The dataset is split in:

  • train (50%) used for training the model
  • test (40%) used for measuring the performance of the model
  • validation (10%) used in combination with the train dataset to check for overtraining effects

Split data is stored on disk in chunks of 100 MB (before compression).

Processing resolution-train
Processing resolution-test
Processing resolution-validation
0
Train 352218
Test 282879
Validation 69997

Covariance model¶

The covariance model will take as an input the same generator-level features as the resolution model, plus the track-quality features (possibly predicted by the resolution GAN). In this way, the correlation between the track quality and the uncertainty on the track parameters is preserved.

We aim at obtaining from the model the description of the covariance matrix. However, to ease the training task we are introducing the following (reversible) simplifications:

  • as the covariance matrix is symmetric, we are learning only the diagonal and lower-triangular parts;
  • the elements of the diagional are positive, we will learn they logarithm to avoid the GAN producing negative predictions;
  • to reduce the correlation between the diagonal elements and the off-diagonal elements on the same row/column, we model the correlation instead of the covariance.

Note. We have not validated that the last tweak, originated from intuition, is actually needed. In principle, the decorrelation step might be sufficient to remove these correlations. However, this transform is not linear and applying it is harmless: it is lossless and the overhead for inversion is negligible. Still, we might review this step in the future.
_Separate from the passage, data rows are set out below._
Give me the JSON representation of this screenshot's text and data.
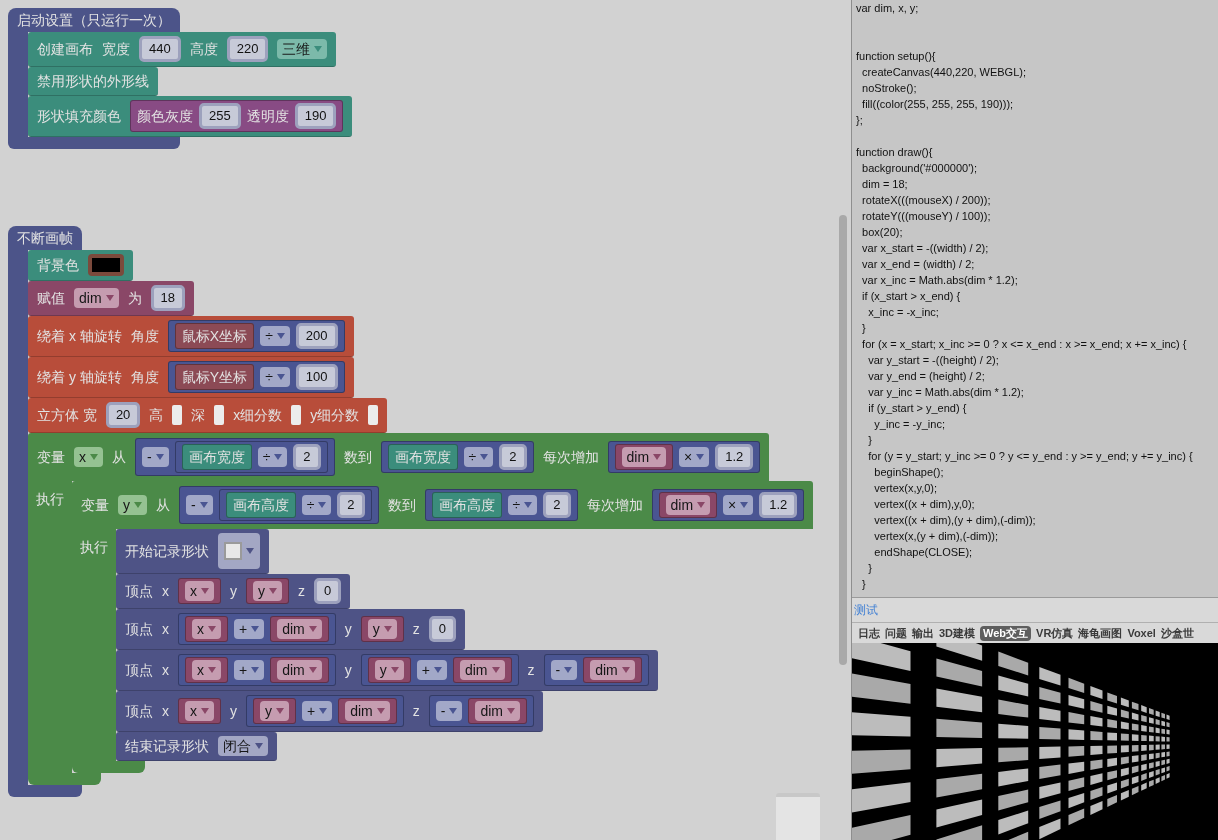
{
  "workspace": {
    "stacks": [
      {
        "kind": "event",
        "line": [
          {
            "kind": "label",
            "text": "启动设置（只运行一次）"
          }
        ],
        "branches": [
          {
            "body": [
              {
                "kind": "canvas",
                "line": [
                  {
                    "kind": "label",
                    "text": "创建画布"
                  },
                  {
                    "kind": "label",
                    "text": "宽度"
                  },
                  {
                    "kind": "number",
                    "text": "440"
                  },
                  {
                    "kind": "label",
                    "text": "高度"
                  },
                  {
                    "kind": "number",
                    "text": "220"
                  },
                  {
                    "kind": "dropdown",
                    "text": "三维"
                  }
                ]
              },
              {
                "kind": "canvas",
                "line": [
                  {
                    "kind": "label",
                    "text": "禁用形状的外形线"
                  }
                ]
              },
              {
                "kind": "canvas",
                "line": [
                  {
                    "kind": "label",
                    "text": "形状填充颜色"
                  },
                  {
                    "kind": "block",
                    "block": {
                      "kind": "color",
                      "line": [
                        {
                          "kind": "label",
                          "text": "颜色灰度"
                        },
                        {
                          "kind": "number",
                          "text": "255"
                        },
                        {
                          "kind": "label",
                          "text": "透明度"
                        },
                        {
                          "kind": "number",
                          "text": "190"
                        }
                      ]
                    }
                  }
                ]
              }
            ]
          }
        ]
      },
      {
        "kind": "event",
        "line": [
          {
            "kind": "label",
            "text": "不断画帧"
          }
        ],
        "branches": [
          {
            "body": [
              {
                "kind": "canvas",
                "line": [
                  {
                    "kind": "label",
                    "text": "背景色"
                  },
                  {
                    "kind": "swatch",
                    "color": "#000000"
                  }
                ]
              },
              {
                "kind": "variable",
                "line": [
                  {
                    "kind": "label",
                    "text": "赋值"
                  },
                  {
                    "kind": "dropdown",
                    "text": "dim"
                  },
                  {
                    "kind": "label",
                    "text": "为"
                  },
                  {
                    "kind": "number",
                    "text": "18"
                  }
                ]
              },
              {
                "kind": "transform",
                "line": [
                  {
                    "kind": "label",
                    "text": "绕着 x 轴旋转"
                  },
                  {
                    "kind": "label",
                    "text": "角度"
                  },
                  {
                    "kind": "block",
                    "block": {
                      "kind": "math",
                      "line": [
                        {
                          "kind": "block",
                          "block": {
                            "kind": "sensor",
                            "line": [
                              {
                                "kind": "label",
                                "text": "鼠标X坐标"
                              }
                            ]
                          }
                        },
                        {
                          "kind": "dropdown",
                          "text": "÷"
                        },
                        {
                          "kind": "number",
                          "text": "200"
                        }
                      ]
                    }
                  }
                ]
              },
              {
                "kind": "transform",
                "line": [
                  {
                    "kind": "label",
                    "text": "绕着 y 轴旋转"
                  },
                  {
                    "kind": "label",
                    "text": "角度"
                  },
                  {
                    "kind": "block",
                    "block": {
                      "kind": "math",
                      "line": [
                        {
                          "kind": "block",
                          "block": {
                            "kind": "sensor",
                            "line": [
                              {
                                "kind": "label",
                                "text": "鼠标Y坐标"
                              }
                            ]
                          }
                        },
                        {
                          "kind": "dropdown",
                          "text": "÷"
                        },
                        {
                          "kind": "number",
                          "text": "100"
                        }
                      ]
                    }
                  }
                ]
              },
              {
                "kind": "transform",
                "line": [
                  {
                    "kind": "label",
                    "text": "立方体 宽"
                  },
                  {
                    "kind": "number",
                    "text": "20"
                  },
                  {
                    "kind": "label",
                    "text": "高"
                  },
                  {
                    "kind": "empty"
                  },
                  {
                    "kind": "label",
                    "text": "深"
                  },
                  {
                    "kind": "empty"
                  },
                  {
                    "kind": "label",
                    "text": "x细分数"
                  },
                  {
                    "kind": "empty"
                  },
                  {
                    "kind": "label",
                    "text": "y细分数"
                  },
                  {
                    "kind": "empty"
                  }
                ]
              },
              {
                "kind": "loop",
                "line": [
                  {
                    "kind": "label",
                    "text": "变量"
                  },
                  {
                    "kind": "dropdown",
                    "text": "x"
                  },
                  {
                    "kind": "label",
                    "text": "从"
                  },
                  {
                    "kind": "block",
                    "block": {
                      "kind": "math",
                      "line": [
                        {
                          "kind": "dropdown",
                          "text": "-"
                        },
                        {
                          "kind": "block",
                          "block": {
                            "kind": "math",
                            "line": [
                              {
                                "kind": "block",
                                "block": {
                                  "kind": "canvas",
                                  "line": [
                                    {
                                      "kind": "label",
                                      "text": "画布宽度"
                                    }
                                  ]
                                }
                              },
                              {
                                "kind": "dropdown",
                                "text": "÷"
                              },
                              {
                                "kind": "number",
                                "text": "2"
                              }
                            ]
                          }
                        }
                      ]
                    }
                  },
                  {
                    "kind": "label",
                    "text": "数到"
                  },
                  {
                    "kind": "block",
                    "block": {
                      "kind": "math",
                      "line": [
                        {
                          "kind": "block",
                          "block": {
                            "kind": "canvas",
                            "line": [
                              {
                                "kind": "label",
                                "text": "画布宽度"
                              }
                            ]
                          }
                        },
                        {
                          "kind": "dropdown",
                          "text": "÷"
                        },
                        {
                          "kind": "number",
                          "text": "2"
                        }
                      ]
                    }
                  },
                  {
                    "kind": "label",
                    "text": "每次增加"
                  },
                  {
                    "kind": "block",
                    "block": {
                      "kind": "math",
                      "line": [
                        {
                          "kind": "block",
                          "block": {
                            "kind": "variable",
                            "line": [
                              {
                                "kind": "dropdown",
                                "text": "dim"
                              }
                            ]
                          }
                        },
                        {
                          "kind": "dropdown",
                          "text": "×"
                        },
                        {
                          "kind": "number",
                          "text": "1.2"
                        }
                      ]
                    }
                  }
                ],
                "branches": [
                  {
                    "label": "执行",
                    "body": [
                      {
                        "kind": "loop",
                        "line": [
                          {
                            "kind": "label",
                            "text": "变量"
                          },
                          {
                            "kind": "dropdown",
                            "text": "y"
                          },
                          {
                            "kind": "label",
                            "text": "从"
                          },
                          {
                            "kind": "block",
                            "block": {
                              "kind": "math",
                              "line": [
                                {
                                  "kind": "dropdown",
                                  "text": "-"
                                },
                                {
                                  "kind": "block",
                                  "block": {
                                    "kind": "math",
                                    "line": [
                                      {
                                        "kind": "block",
                                        "block": {
                                          "kind": "canvas",
                                          "line": [
                                            {
                                              "kind": "label",
                                              "text": "画布高度"
                                            }
                                          ]
                                        }
                                      },
                                      {
                                        "kind": "dropdown",
                                        "text": "÷"
                                      },
                                      {
                                        "kind": "number",
                                        "text": "2"
                                      }
                                    ]
                                  }
                                }
                              ]
                            }
                          },
                          {
                            "kind": "label",
                            "text": "数到"
                          },
                          {
                            "kind": "block",
                            "block": {
                              "kind": "math",
                              "line": [
                                {
                                  "kind": "block",
                                  "block": {
                                    "kind": "canvas",
                                    "line": [
                                      {
                                        "kind": "label",
                                        "text": "画布高度"
                                      }
                                    ]
                                  }
                                },
                                {
                                  "kind": "dropdown",
                                  "text": "÷"
                                },
                                {
                                  "kind": "number",
                                  "text": "2"
                                }
                              ]
                            }
                          },
                          {
                            "kind": "label",
                            "text": "每次增加"
                          },
                          {
                            "kind": "block",
                            "block": {
                              "kind": "math",
                              "line": [
                                {
                                  "kind": "block",
                                  "block": {
                                    "kind": "variable",
                                    "line": [
                                      {
                                        "kind": "dropdown",
                                        "text": "dim"
                                      }
                                    ]
                                  }
                                },
                                {
                                  "kind": "dropdown",
                                  "text": "×"
                                },
                                {
                                  "kind": "number",
                                  "text": "1.2"
                                }
                              ]
                            }
                          }
                        ],
                        "branches": [
                          {
                            "label": "执行",
                            "body": [
                              {
                                "kind": "shape",
                                "line": [
                                  {
                                    "kind": "label",
                                    "text": "开始记录形状"
                                  },
                                  {
                                    "kind": "image_dropdown"
                                  }
                                ]
                              },
                              {
                                "kind": "shape",
                                "line": [
                                  {
                                    "kind": "label",
                                    "text": "顶点"
                                  },
                                  {
                                    "kind": "label",
                                    "text": "x"
                                  },
                                  {
                                    "kind": "block",
                                    "block": {
                                      "kind": "variable",
                                      "line": [
                                        {
                                          "kind": "dropdown",
                                          "text": "x"
                                        }
                                      ]
                                    }
                                  },
                                  {
                                    "kind": "label",
                                    "text": "y"
                                  },
                                  {
                                    "kind": "block",
                                    "block": {
                                      "kind": "variable",
                                      "line": [
                                        {
                                          "kind": "dropdown",
                                          "text": "y"
                                        }
                                      ]
                                    }
                                  },
                                  {
                                    "kind": "label",
                                    "text": "z"
                                  },
                                  {
                                    "kind": "number",
                                    "text": "0"
                                  }
                                ]
                              },
                              {
                                "kind": "shape",
                                "line": [
                                  {
                                    "kind": "label",
                                    "text": "顶点"
                                  },
                                  {
                                    "kind": "label",
                                    "text": "x"
                                  },
                                  {
                                    "kind": "block",
                                    "block": {
                                      "kind": "math",
                                      "line": [
                                        {
                                          "kind": "block",
                                          "block": {
                                            "kind": "variable",
                                            "line": [
                                              {
                                                "kind": "dropdown",
                                                "text": "x"
                                              }
                                            ]
                                          }
                                        },
                                        {
                                          "kind": "dropdown",
                                          "text": "+"
                                        },
                                        {
                                          "kind": "block",
                                          "block": {
                                            "kind": "variable",
                                            "line": [
                                              {
                                                "kind": "dropdown",
                                                "text": "dim"
                                              }
                                            ]
                                          }
                                        }
                                      ]
                                    }
                                  },
                                  {
                                    "kind": "label",
                                    "text": "y"
                                  },
                                  {
                                    "kind": "block",
                                    "block": {
                                      "kind": "variable",
                                      "line": [
                                        {
                                          "kind": "dropdown",
                                          "text": "y"
                                        }
                                      ]
                                    }
                                  },
                                  {
                                    "kind": "label",
                                    "text": "z"
                                  },
                                  {
                                    "kind": "number",
                                    "text": "0"
                                  }
                                ]
                              },
                              {
                                "kind": "shape",
                                "line": [
                                  {
                                    "kind": "label",
                                    "text": "顶点"
                                  },
                                  {
                                    "kind": "label",
                                    "text": "x"
                                  },
                                  {
                                    "kind": "block",
                                    "block": {
                                      "kind": "math",
                                      "line": [
                                        {
                                          "kind": "block",
                                          "block": {
                                            "kind": "variable",
                                            "line": [
                                              {
                                                "kind": "dropdown",
                                                "text": "x"
                                              }
                                            ]
                                          }
                                        },
                                        {
                                          "kind": "dropdown",
                                          "text": "+"
                                        },
                                        {
                                          "kind": "block",
                                          "block": {
                                            "kind": "variable",
                                            "line": [
                                              {
                                                "kind": "dropdown",
                                                "text": "dim"
                                              }
                                            ]
                                          }
                                        }
                                      ]
                                    }
                                  },
                                  {
                                    "kind": "label",
                                    "text": "y"
                                  },
                                  {
                                    "kind": "block",
                                    "block": {
                                      "kind": "math",
                                      "line": [
                                        {
                                          "kind": "block",
                                          "block": {
                                            "kind": "variable",
                                            "line": [
                                              {
                                                "kind": "dropdown",
                                                "text": "y"
                                              }
                                            ]
                                          }
                                        },
                                        {
                                          "kind": "dropdown",
                                          "text": "+"
                                        },
                                        {
                                          "kind": "block",
                                          "block": {
                                            "kind": "variable",
                                            "line": [
                                              {
                                                "kind": "dropdown",
                                                "text": "dim"
                                              }
                                            ]
                                          }
                                        }
                                      ]
                                    }
                                  },
                                  {
                                    "kind": "label",
                                    "text": "z"
                                  },
                                  {
                                    "kind": "block",
                                    "block": {
                                      "kind": "math",
                                      "line": [
                                        {
                                          "kind": "dropdown",
                                          "text": "-"
                                        },
                                        {
                                          "kind": "block",
                                          "block": {
                                            "kind": "variable",
                                            "line": [
                                              {
                                                "kind": "dropdown",
                                                "text": "dim"
                                              }
                                            ]
                                          }
                                        }
                                      ]
                                    }
                                  }
                                ]
                              },
                              {
                                "kind": "shape",
                                "line": [
                                  {
                                    "kind": "label",
                                    "text": "顶点"
                                  },
                                  {
                                    "kind": "label",
                                    "text": "x"
                                  },
                                  {
                                    "kind": "block",
                                    "block": {
                                      "kind": "variable",
                                      "line": [
                                        {
                                          "kind": "dropdown",
                                          "text": "x"
                                        }
                                      ]
                                    }
                                  },
                                  {
                                    "kind": "label",
                                    "text": "y"
                                  },
                                  {
                                    "kind": "block",
                                    "block": {
                                      "kind": "math",
                                      "line": [
                                        {
                                          "kind": "block",
                                          "block": {
                                            "kind": "variable",
                                            "line": [
                                              {
                                                "kind": "dropdown",
                                                "text": "y"
                                              }
                                            ]
                                          }
                                        },
                                        {
                                          "kind": "dropdown",
                                          "text": "+"
                                        },
                                        {
                                          "kind": "block",
                                          "block": {
                                            "kind": "variable",
                                            "line": [
                                              {
                                                "kind": "dropdown",
                                                "text": "dim"
                                              }
                                            ]
                                          }
                                        }
                                      ]
                                    }
                                  },
                                  {
                                    "kind": "label",
                                    "text": "z"
                                  },
                                  {
                                    "kind": "block",
                                    "block": {
                                      "kind": "math",
                                      "line": [
                                        {
                                          "kind": "dropdown",
                                          "text": "-"
                                        },
                                        {
                                          "kind": "block",
                                          "block": {
                                            "kind": "variable",
                                            "line": [
                                              {
                                                "kind": "dropdown",
                                                "text": "dim"
                                              }
                                            ]
                                          }
                                        }
                                      ]
                                    }
                                  }
                                ]
                              },
                              {
                                "kind": "shape",
                                "line": [
                                  {
                                    "kind": "label",
                                    "text": "结束记录形状"
                                  },
                                  {
                                    "kind": "dropdown",
                                    "text": "闭合"
                                  }
                                ]
                              }
                            ]
                          }
                        ]
                      }
                    ]
                  }
                ]
              }
            ]
          }
        ]
      }
    ]
  },
  "code": {
    "groups": [
      [
        "var dim, x, y;"
      ],
      [
        "function setup(){",
        "  createCanvas(440,220, WEBGL);",
        "  noStroke();",
        "  fill((color(255, 255, 255, 190)));",
        "};"
      ],
      [
        "function draw(){",
        "  background('#000000');",
        "  dim = 18;",
        "  rotateX(((mouseX) / 200));",
        "  rotateY(((mouseY) / 100));",
        "  box(20);",
        "  var x_start = -((width) / 2);",
        "  var x_end = (width) / 2;",
        "  var x_inc = Math.abs(dim * 1.2);",
        "  if (x_start > x_end) {",
        "    x_inc = -x_inc;",
        "  }",
        "  for (x = x_start; x_inc >= 0 ? x <= x_end : x >= x_end; x += x_inc) {",
        "    var y_start = -((height) / 2);",
        "    var y_end = (height) / 2;",
        "    var y_inc = Math.abs(dim * 1.2);",
        "    if (y_start > y_end) {",
        "      y_inc = -y_inc;",
        "    }",
        "    for (y = y_start; y_inc >= 0 ? y <= y_end : y >= y_end; y += y_inc) {",
        "      beginShape();",
        "      vertex(x,y,0);",
        "      vertex((x + dim),y,0);",
        "      vertex((x + dim),(y + dim),(-dim));",
        "      vertex(x,(y + dim),(-dim));",
        "      endShape(CLOSE);",
        "    }",
        "  }"
      ]
    ]
  },
  "test_label": "测试",
  "tabs": [
    {
      "label": "日志",
      "selected": false
    },
    {
      "label": "问题",
      "selected": false
    },
    {
      "label": "输出",
      "selected": false
    },
    {
      "label": "3D建模",
      "selected": false
    },
    {
      "label": "Web交互",
      "selected": true
    },
    {
      "label": "VR仿真",
      "selected": false
    },
    {
      "label": "海龟画图",
      "selected": false
    },
    {
      "label": "Voxel",
      "selected": false
    },
    {
      "label": "沙盒世",
      "selected": false
    }
  ]
}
The complete list of input and output features follow:

Input features (generator-level)

  • true_x_ClosestToBeam
  • true_y_ClosestToBeam
  • true_z_ClosestToBeam
  • true_tx_ClosestToBeam
  • true_ty_ClosestToBeam
  • mc_log10_p

Input features (from resolution GAN)

  • chi2PerDoF
  • nDoF_f
  • ghostProb

Input features (boolean flags)

  • mc_is_e
  • mc_is_mu
  • mc_is_h
  • long
  • upstream
  • downstream

Output features (diagonal)

  • log_cov_ClosestToBeam_0_0
  • log_cov_ClosestToBeam_1_1
  • log_cov_ClosestToBeam_2_2
  • log_cov_ClosestToBeam_3_3
  • log_cov_ClosestToBeam_4_4

Output features (correlations)

  • corr_ClosestToBeam_0_1
  • corr_ClosestToBeam_0_2
  • corr_ClosestToBeam_1_2
  • corr_ClosestToBeam_0_3
  • corr_ClosestToBeam_1_3
  • corr_ClosestToBeam_2_3
  • corr_ClosestToBeam_0_4
  • corr_ClosestToBeam_1_4
  • corr_ClosestToBeam_2_4
  • corr_ClosestToBeam_3_4

Some distributions of the features¶

As for the resolution, we plot some distributions of the input and output features before applying the scikit-learn preprocessing steps. As mentioned above, the purpose of these plots is to identify error values resulting in large spikes, or unphysical outlayers in the distributions.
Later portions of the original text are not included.